Primary hyperaldosteronism is a condition caused by the overproduction of aldosterone, a hormone from the adrenal glands. Aldosterone’s role is to regulate blood pressure by managing sodium and potassium. When produced in excess, it leads to sodium retention and potassium loss, causing elevated blood pressure. The term “primary” indicates the issue originates within the adrenal glands themselves. This distinction separates the condition from problems arising elsewhere that might affect adrenal function.
Adrenal Gland Growths
One of the most frequent causes of primary hyperaldosteronism is a benign (non-cancerous) growth on one of the adrenal glands. These growths, known as aldosterone-producing adenomas (APAs), function independently of the body’s normal regulatory systems. An adenoma on a single gland autonomously secretes large volumes of aldosterone. These tumors are also referred to as Conn’s adenomas and are a leading cause of this type of hypertension.
A much rarer cause is an adrenocortical carcinoma, which is a malignant (cancerous) tumor. Although it accounts for a very small fraction of cases, differentiating it from a benign growth is necessary to determine the appropriate treatment and management.
These growths disrupt the normal feedback loops that control aldosterone release. The body can no longer suppress hormone production in response to high blood pressure, as the tumor operates outside this system. This unchecked secretion sustains the elevated blood pressure and low potassium levels. Diagnosis frequently involves imaging tests, like a CT scan, to identify a tumor on the adrenal glands.
Bilateral Adrenal Overactivity
Another cause of primary hyperaldosteronism is the overactivity of both adrenal glands, a condition called bilateral adrenal hyperplasia (BAH). In BAH, the glands become enlarged or overactive, releasing too much aldosterone. This condition is also called idiopathic hyperaldosteronism, as the trigger is often unknown, and it accounts for up to 70% of diagnoses.
Unlike an adenoma on a single gland, BAH involves a generalized dysfunction affecting both glands. This distinction is meaningful because the management approach differs significantly. While a single tumor may be surgically removed, addressing overactivity in both glands often requires medication to block the hormone’s effects.

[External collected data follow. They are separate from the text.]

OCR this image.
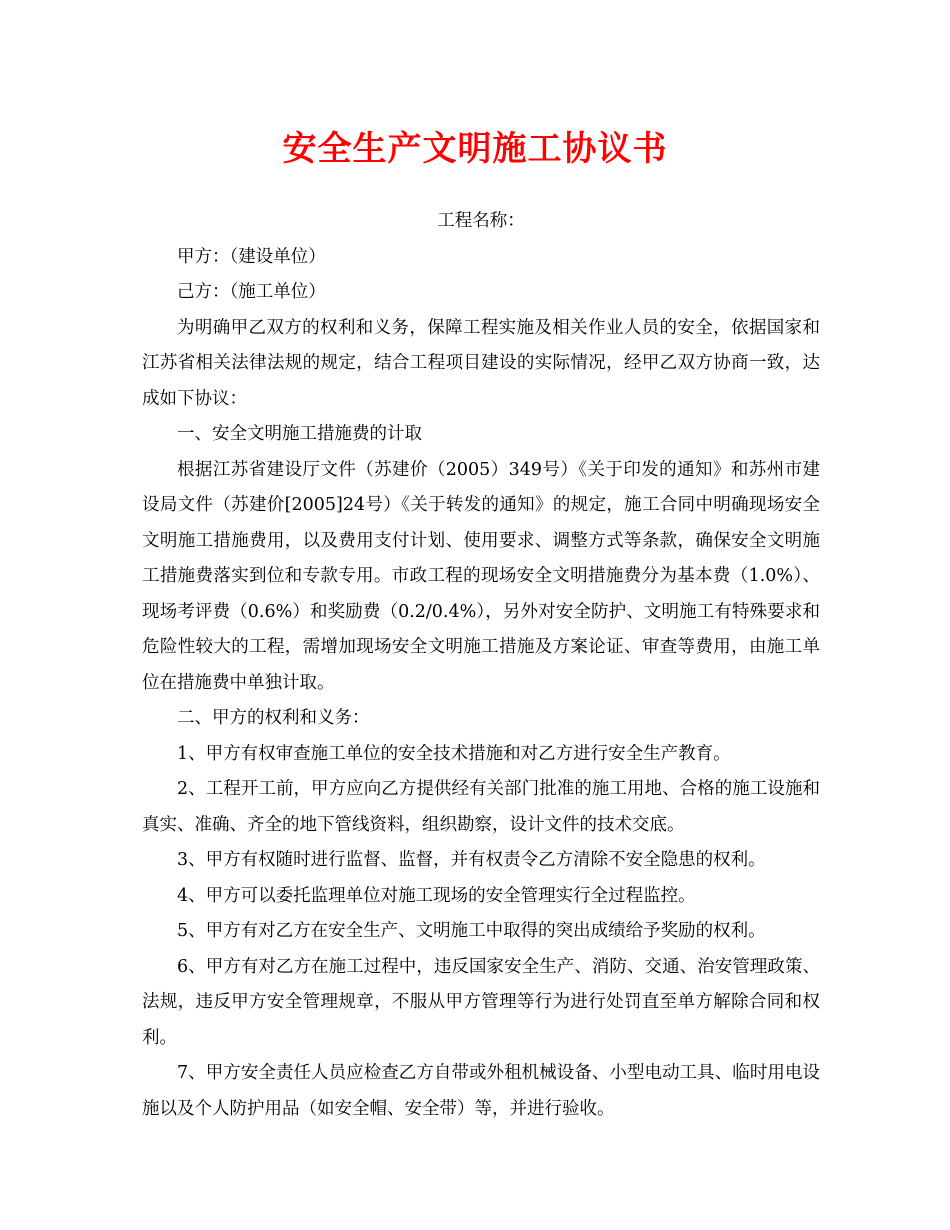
安全生产文明施工协议书

工程名称：

甲方：（建设单位）

己方：（施工单位）

为明确甲乙双方的权利和义务，保障工程实施及相关作业人员的安全，依据国家和江苏省相关法律法规的规定，结合工程项目建设的实际情况，经甲乙双方协商一致，达成如下协议：

一、安全文明施工措施费的计取

根据江苏省建设厅文件（苏建价（2005）349号）《关于印发的通知》和苏州市建设局文件（苏建价[2005]24号）《关于转发的通知》的规定，施工合同中明确现场安全文明施工措施费用，以及费用支付计划、使用要求、调整方式等条款，确保安全文明施工措施费落实到位和专款专用。市政工程的现场安全文明措施费分为基本费（1.0%）、现场考评费（0.6%）和奖励费（0.2/0.4%），另外对安全防护、文明施工有特殊要求和危险性较大的工程，需增加现场安全文明施工措施及方案论证、审查等费用，由施工单位在措施费中单独计取。

二、甲方的权利和义务：

1、甲方有权审查施工单位的安全技术措施和对乙方进行安全生产教育。

2、工程开工前，甲方应向乙方提供经有关部门批准的施工用地、合格的施工设施和真实、准确、齐全的地下管线资料，组织勘察，设计文件的技术交底。

3、甲方有权随时进行监督、监督，并有权责令乙方清除不安全隐患的权利。

4、甲方可以委托监理单位对施工现场的安全管理实行全过程监控。

5、甲方有对乙方在安全生产、文明施工中取得的突出成绩给予奖励的权利。

6、甲方有对乙方在施工过程中，违反国家安全生产、消防、交通、治安管理政策、法规，违反甲方安全管理规章，不服从甲方管理等行为进行处罚直至单方解除合同和权利。

7、甲方安全责任人员应检查乙方自带或外租机械设备、小型电动工具、临时用电设施以及个人防护用品（如安全帽、安全带）等，并进行验收。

A less common variant is unilateral adrenal hyperplasia, where only one adrenal gland is enlarged and hyperactive. The diagnostic process, which may include adrenal vein sampling, helps to pinpoint whether one or both glands are the source of the overproduction, guiding subsequent decisions.
Genetic Predisposition
In some instances, primary hyperaldosteronism is inherited, a category known as Familial Hyperaldosteronism (FH). These rare forms are caused by specific gene mutations passed down through families. Identifying a hereditary basis is important for screening family members who may be at risk.
Different types of FH are linked to a specific genetic anomaly. Familial Hyperaldosteronism Type I, also called Glucocorticoid-Remediable Aldosteronism, results from the fusion of two genes, CYP11B1 and CYP11B2. This genetic arrangement causes aldosterone production to be regulated by a different hormone.
Other inherited forms present clinical pictures similar to more common causes but have a distinct genetic link. Familial Hyperaldosteronism Type II can manifest as an adrenal adenoma or bilateral hyperplasia but is defined by its occurrence in multiple family members. A more severe version, Type III, is caused by mutations in the KCNJ5 gene, while Type IV is associated with mutations in the CACNA1D gene.
Distinguishing from Secondary Hyperaldosteronism
It is necessary to differentiate primary hyperaldosteronism from secondary hyperaldosteronism. In the secondary form, the adrenal glands are not the source of the problem. Instead, they are functioning correctly but are overstimulated by signals from outside the glands, causing them to produce excess aldosterone in response to an external trigger.
This external signaling is often caused by a reduction in blood flow to the kidneys, a condition known as renal artery stenosis. When the kidneys sense decreased blood flow, they release an enzyme called renin, which initiates a hormonal cascade that tells the adrenal glands to produce more aldosterone. This is the body’s attempt to raise blood pressure and restore flow to the kidneys. Other conditions like heart failure or liver cirrhosis can also cause this secondary form.
The distinction is determined through blood tests that measure levels of both aldosterone and renin. In primary hyperaldosteronism, renin levels are low because high blood pressure signals the kidneys to stop producing it. In contrast, in the secondary form, renin levels are high, reflecting the underlying issue stimulating the system. This distinction is important because treatment for secondary hyperaldosteronism focuses on resolving the external issue, not the adrenal glands.